Hotkee still snaps awake at night on occasion, barking and shaking as he scampers across owner Mark “Smitty” Schmitt’s Goodland home. Hotkee — Seminole for “white” — still needs X-rays every six months, and one day could need surgery to remove the pellet, Schmitt said.
But all things considered, Hotkee’s recovering well.
“He’s a strong puppy,” Schmitt said, “but he’s got to live now with a bullet next to his heart.”
On Thursday, Collier County sheriff’s deputies arrested the Goodland man they say shot Hotkee with a pellet gun in December. Jack Swisher, 89, faces a single charge of animal cruelty, a misdemeanor punishable by up to a year in jail. He posted $2,000 bail.
Swisher said he shot Hotkee because the dog would often run through his yard, defecating in his wife’s flower beds, according to Sheriff’s Office reports.
After the shooting, Swisher told the Daily News the shooting was accidental, meant to spook the pup away from his yard. Swisher denied wanting to hurt Hotkee, noting he’s raised hunting dogs in the past.
“I didn’t intend to hit the dog,” Swisher said at the time. “I wanted to scare the dog. It was an accident. … The fact that I hit him was a surprise to me.”

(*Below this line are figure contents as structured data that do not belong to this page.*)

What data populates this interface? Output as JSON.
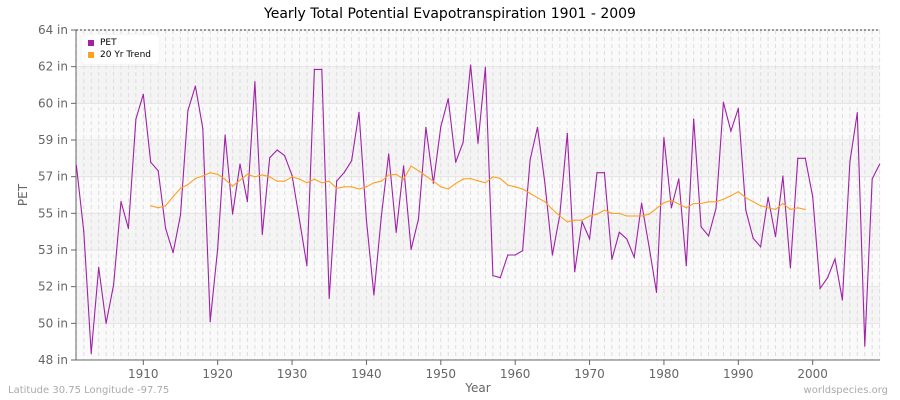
{
  "chart_data": {
    "type": "line",
    "title": "Yearly Total Potential Evapotranspiration 1901 - 2009",
    "xlabel": "Year",
    "ylabel": "PET",
    "xlim": [
      1901,
      2009
    ],
    "ylim": [
      48,
      64
    ],
    "x_ticks": [
      1910,
      1920,
      1930,
      1940,
      1950,
      1960,
      1970,
      1980,
      1990,
      2000
    ],
    "y_tick_labels": [
      "48 in",
      "50 in",
      "52 in",
      "53 in",
      "55 in",
      "57 in",
      "59 in",
      "60 in",
      "62 in",
      "64 in"
    ],
    "grid": true,
    "legend_position": "top-left",
    "series": [
      {
        "name": "PET",
        "color": "#a020a8",
        "x_start": 1901,
        "values": [
          57.42,
          54.22,
          48.32,
          52.49,
          49.78,
          51.64,
          55.68,
          54.38,
          59.68,
          60.88,
          57.59,
          57.18,
          54.38,
          53.2,
          55.03,
          60.09,
          61.28,
          59.23,
          49.86,
          53.41,
          58.91,
          55.08,
          57.5,
          55.68,
          61.49,
          54.09,
          57.81,
          58.18,
          57.91,
          56.94,
          54.79,
          52.57,
          62.09,
          62.09,
          50.99,
          56.68,
          57.08,
          57.66,
          60.01,
          54.79,
          51.15,
          54.95,
          57.99,
          54.19,
          57.41,
          53.36,
          54.84,
          59.28,
          56.57,
          59.31,
          60.67,
          57.59,
          58.55,
          62.3,
          58.51,
          62.19,
          52.09,
          51.99,
          53.09,
          53.09,
          53.3,
          57.7,
          59.28,
          56.57,
          53.09,
          55.03,
          58.99,
          52.28,
          54.71,
          53.87,
          57.08,
          57.08,
          52.88,
          54.19,
          53.87,
          52.98,
          55.6,
          53.49,
          51.28,
          58.79,
          55.38,
          56.78,
          52.57,
          59.68,
          54.46,
          54.01,
          55.35,
          60.49,
          59.1,
          60.2,
          55.27,
          53.9,
          53.49,
          55.89,
          53.98,
          56.92,
          52.47,
          57.78,
          57.78,
          55.92,
          51.47,
          51.99,
          52.9,
          50.91,
          57.61,
          59.99,
          48.68,
          56.78,
          57.49
        ]
      },
      {
        "name": "20 Yr Trend",
        "color": "#ffa020",
        "x_start": 1911,
        "values": [
          55.48,
          55.38,
          55.48,
          55.92,
          56.32,
          56.51,
          56.8,
          56.92,
          57.08,
          57.0,
          56.76,
          56.43,
          56.72,
          57.0,
          56.88,
          56.97,
          56.88,
          56.67,
          56.67,
          56.88,
          56.77,
          56.59,
          56.77,
          56.59,
          56.67,
          56.32,
          56.4,
          56.4,
          56.29,
          56.4,
          56.59,
          56.67,
          56.97,
          57.0,
          56.77,
          57.4,
          57.18,
          56.92,
          56.67,
          56.4,
          56.29,
          56.56,
          56.77,
          56.8,
          56.69,
          56.59,
          56.88,
          56.8,
          56.48,
          56.4,
          56.29,
          56.08,
          55.87,
          55.67,
          55.3,
          54.98,
          54.7,
          54.78,
          54.78,
          54.98,
          55.07,
          55.27,
          55.11,
          55.11,
          54.98,
          54.98,
          54.98,
          55.07,
          55.35,
          55.62,
          55.75,
          55.56,
          55.38,
          55.59,
          55.59,
          55.67,
          55.67,
          55.79,
          55.96,
          56.16,
          55.87,
          55.67,
          55.48,
          55.38,
          55.3,
          55.59,
          55.3,
          55.38,
          55.3
        ]
      }
    ]
  },
  "footer": {
    "location": "Latitude 30.75 Longitude -97.75",
    "source": "worldspecies.org"
  }
}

A witness, however, told deputies Swisher admitted to the shooting and said “I burnt him good,” refering to the dog. Attempts to reach Swisher for comment Friday were unsuccessful.
Schmitt called the arrest a relief, saying the shooting has cost him peace of mind and about $1,500 in vet bills.
“I was very happy that he got charged with something,” Schmitt said. “It was very stressful all these nights for me and my wife, not knowing whether he’d be alive when we wake up in the morning.”
While Hotkee doesn’t have any more immediate veterinary needs, the pellet could have to be removed if it causes bleeding — an operation that costs $6,000 to $8,000, Schmitt said. He plans to pursue damages against Swisher.
Swisher previously told the Daily News he attempted to speak with Schmitt but was turned away. On Friday, speaking from his job at Stan’s Idle Hour, Schmitt said he doesn’t want to hear from his northern Goodland neighbor.
“I don’t really know the man at all,” Schmitt said. “I’d rather just stay away from him, which the police told me to do.”